Port-Gentil is a nerve centre of Gabon's opposition. It was hit by rioting and looting 19 years ago following the suspicious death of one of Bongo senior's opponents.

Large canoes with outboard motors carried dozens of people at a time away from the dockside in Port-Gentil's south, with some passengers complaining the cost of the trip had doubled from the equivalent of 15 to 30 euros.

"I prefer to leave Port-Gentil to get my family to safety," said a Gabonese man who asked not to be named.

AFP reporters in the city saw about 50 burned-out vehicles, as well as overturned kiosks and traces of burnt tyres.

In the Grand-Village market, grocer Justine Obame lost all her inventory in the unrest, leaving her to sell a few bananas and onions. "I have 13 children at home," she said. "I do not know how I am going to make do."

France, the former colonial power, evacuated most of its citizens out of Port-Gentil after the French consulate there was torched on Thursday.

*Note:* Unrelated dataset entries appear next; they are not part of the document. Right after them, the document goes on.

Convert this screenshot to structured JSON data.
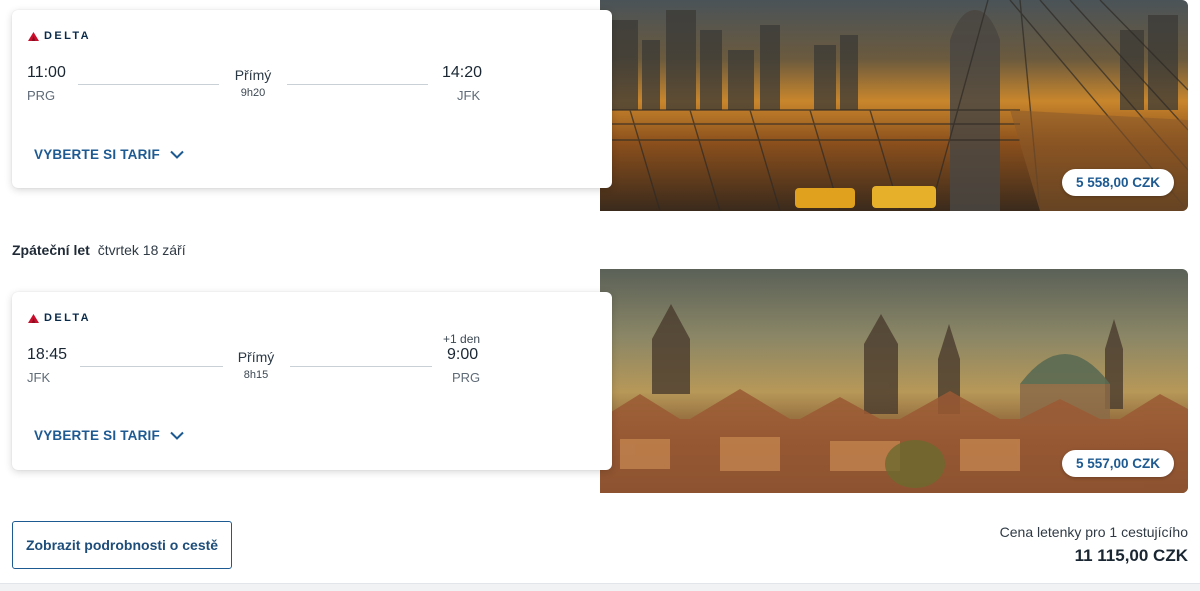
{
  "outbound": {
    "airline": "DELTA",
    "depart_time": "11:00",
    "depart_code": "PRG",
    "stops": "Přímý",
    "duration": "9h20",
    "arrive_time": "14:20",
    "arrive_code": "JFK",
    "fare_label": "VYBERTE SI TARIF",
    "price": "5 558,00 CZK",
    "image": "new-york-brooklyn-bridge"
  },
  "return_header": {
    "label": "Zpáteční let",
    "date": "čtvrtek 18 září"
  },
  "inbound": {
    "airline": "DELTA",
    "depart_time": "18:45",
    "depart_code": "JFK",
    "stops": "Přímý",
    "duration": "8h15",
    "next_day": "+1 den",
    "arrive_time": "9:00",
    "arrive_code": "PRG",
    "fare_label": "VYBERTE SI TARIF",
    "price": "5 557,00 CZK",
    "image": "prague-old-town"
  },
  "footer": {
    "details_button": "Zobrazit podrobnosti o cestě",
    "total_label": "Cena letenky pro 1 cestujícího",
    "total_price": "11 115,00 CZK"
  },
  "colors": {
    "accent": "#1d5a92",
    "delta_red": "#c8102e",
    "text": "#1a2733"
  }
}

It warned French nationals elsewhere in Gabon to stay in their homes.

French oil giant Total moved its foreign staff and their families to Libreville after its social club in Port-Gentil was torched.

French consul general Pierre Blondel told AFP that the French nationals remaining in Port-Gentil feel well-protected.

"The French feel efficiently protected by Gabonese forces," he said, adding that they are not suffering from a lack of food or water supplies.

Ali Bongo was declared winner of the August 30 elections with 42 per cent of the vote. Former interior minister Andre Mba Obame was second with 26 per cent, followed by opposition leader Pierre Mamboundou with 25 per cent.